Premier consommateur d’électricité de France, la SNCF cherche depuis plusieurs années à réduire sa facture énergétique et à décarboner son activité, notamment via sa filiale SNCF Renouvelables, créée en 2023 pour déployer du photovoltaïque sur son patrimoine foncier. Sur ce terrain, l’entreprise ferroviaire ne manque clairement pas d’espace, puisqu’elle gère plus de 40 000 kilomètres de voies et reste l’un des plus gros propriétaires fonciers du pays. Reste à trouver comment utiliser ces espaces sans perturber les voyages des usagers.
C’est précisément l’objet de la phase d’expérimentation qui vient d’être lancée par le groupe. Dans un communiqué publié il y a quelques jours, l’entreprise indique qu’une station de démonstration est opérationnelle depuis janvier 2025 sur un site technique de la SNCF à Paris, où elle fait l’objet d’un suivi depuis maintenant un an.
Une brique qui se clipse en deux minutes
Sur le papier, le concept a le mérite de la simplicité. La solution développée par les ingénieurs de Bankset repose sur des modules solaires qui se fixent et se retirent en moins de deux minutes, sans intervention lourde sur la voie. Un dispositif pensé pour cohabiter avec les besoins de maintenance ferroviaire, où l’accès aux rails reste une contrainte de sécurité obligatoire.
Côté capacités, Bankset avance l’équivalent d’une centaine de foyers par kilomètre de voie équipée. Un ordre de grandeur qui reste, pour l’instant, à prendre avec les pincettes d’usage puisque c’est justement ce que la phase de test avec la SNCF doit permettre de vérifier sur le terrain.
Le groupe n’a pas prévu de mettre tous ses œufs dans le même panier. La SNCF a également signé, en février 2026, un contrat de collaboration avec la start-up suisse Sun-Ways, dont le projet pilote est mené à Buttes, dans le canton de Neuchâtel. Ce chantier-là, qui doit s’étaler jusqu’en avril 2028, alors que la SNCF planche aussi, en parallèle, sur SOLVEIG, un prototype de photovoltaïque réversible développé en interne. Sur le papier, c’est malin : miser sur plusieurs technologies en parallèle permet à la SNCF de comparer les approches avant de trancher, plutôt que de s’engager sur un seul cheval.

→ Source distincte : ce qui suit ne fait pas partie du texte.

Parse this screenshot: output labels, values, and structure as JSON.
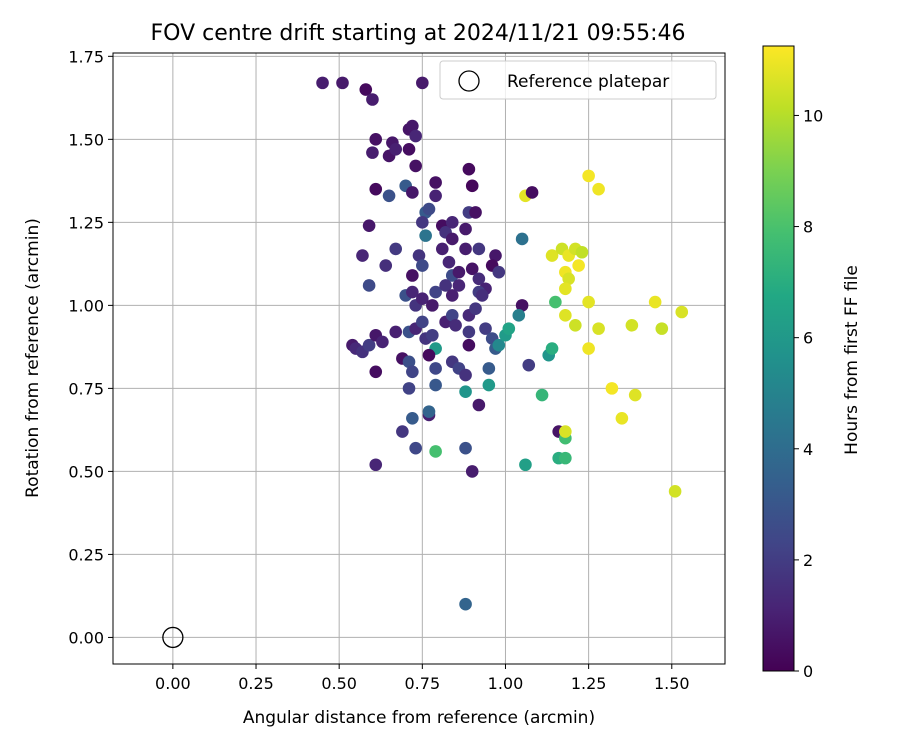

Reste que la promesse, si elle se confirme à grande échelle, aurait de quoi faire rêver : recouvrir même une fraction des 40 000 kilomètres de réseau français de panneaux solaires amovibles représenterait un gisement d’énergie renouvelable considérable, sans empiéter sur de nouvelles terres agricoles ou naturelles. De quoi expliquer l’appétit de la SNCF pour ce type d’expérimentations, même si l’idée de trains alimentés par une énergie solaire captée sous leurs propres roues reste, à ce stade, davantage une perspective à long terme qu’une réalité imminente. L’entreprise doit désormais confirmer, dans la durée et à plus grande échelle, que ses panneaux résisteront aussi bien aux intempéries qu’au passage répété des trains.